Products and services covered by the EAA

Products covered by the EAA requirements include key everyday technologies. These include e-books, general-purpose computer hardware systems and their operating systems, which must be designed to be accessible to all users. In addition, consumer terminal equipment that is used to provide telecommunications services and access to audiovisual media services must also meet certain accessibility standards.

Among the regulated services are services for access to audiovisual media services, which means that audiovisual material must be adapted to the needs of people with various impairments. The act also covers passenger transport services by road, air, rail and water. In addition, accessibility requirements also apply to retail banking services, the dissemination of e-books and e-commerce, with the aim of facilitating everyday activities such as online shopping and the use of banking services.

What are the penalties for non-compliance with the EAA?

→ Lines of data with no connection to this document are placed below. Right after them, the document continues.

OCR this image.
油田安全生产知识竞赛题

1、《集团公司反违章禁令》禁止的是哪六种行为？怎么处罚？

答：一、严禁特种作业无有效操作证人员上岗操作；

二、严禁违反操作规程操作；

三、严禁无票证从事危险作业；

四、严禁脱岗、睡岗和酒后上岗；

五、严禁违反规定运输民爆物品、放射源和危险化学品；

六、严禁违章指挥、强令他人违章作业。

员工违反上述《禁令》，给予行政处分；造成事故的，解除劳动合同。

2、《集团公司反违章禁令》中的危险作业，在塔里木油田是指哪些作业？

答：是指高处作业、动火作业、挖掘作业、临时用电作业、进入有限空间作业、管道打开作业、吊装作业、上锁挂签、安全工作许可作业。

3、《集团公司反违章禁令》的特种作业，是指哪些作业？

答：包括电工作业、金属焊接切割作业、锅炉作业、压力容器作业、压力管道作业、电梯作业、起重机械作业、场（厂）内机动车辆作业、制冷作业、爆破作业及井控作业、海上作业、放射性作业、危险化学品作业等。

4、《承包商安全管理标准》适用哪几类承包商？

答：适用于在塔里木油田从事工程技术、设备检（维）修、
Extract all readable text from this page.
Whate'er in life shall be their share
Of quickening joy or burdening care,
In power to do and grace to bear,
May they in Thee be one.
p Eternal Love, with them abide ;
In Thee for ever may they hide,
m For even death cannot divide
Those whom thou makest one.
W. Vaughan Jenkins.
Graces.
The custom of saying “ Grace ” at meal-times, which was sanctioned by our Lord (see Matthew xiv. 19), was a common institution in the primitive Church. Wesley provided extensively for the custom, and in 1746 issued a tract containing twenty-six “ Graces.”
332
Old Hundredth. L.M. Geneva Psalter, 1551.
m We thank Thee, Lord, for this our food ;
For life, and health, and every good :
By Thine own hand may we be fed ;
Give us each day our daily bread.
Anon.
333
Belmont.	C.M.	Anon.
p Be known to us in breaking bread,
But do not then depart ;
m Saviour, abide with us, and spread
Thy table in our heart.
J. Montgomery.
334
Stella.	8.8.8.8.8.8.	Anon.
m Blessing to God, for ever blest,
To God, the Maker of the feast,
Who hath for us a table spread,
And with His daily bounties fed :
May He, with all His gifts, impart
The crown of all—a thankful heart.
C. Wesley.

Pursuant to the Act of 26 April 2024 on ensuring compliance with the accessibility requirements of certain products and services, non-compliance with the EAA may lead to fines, which, according to Article 73 may be “up to ten times the average monthly salary in the national economy for the preceding year, announced by the President of the Central Statistical Office in the Official Journal of the Republic of Poland “Monitor Polski” on the basis of regulations on pensions from the Social Security Fund, but not more than 10% of the turnover achieved in the financial year preceding the year of imposing the penalty, determined as at the date of issuing the decisions referred to in Article 56(1) or Article 65(1).”

When does the EAA come into force?

The provisions indicated in the EAA are expected to apply from 28 June 2025 – from which date all companies indicated in the directive will be required to meet the AA level accessibility standards.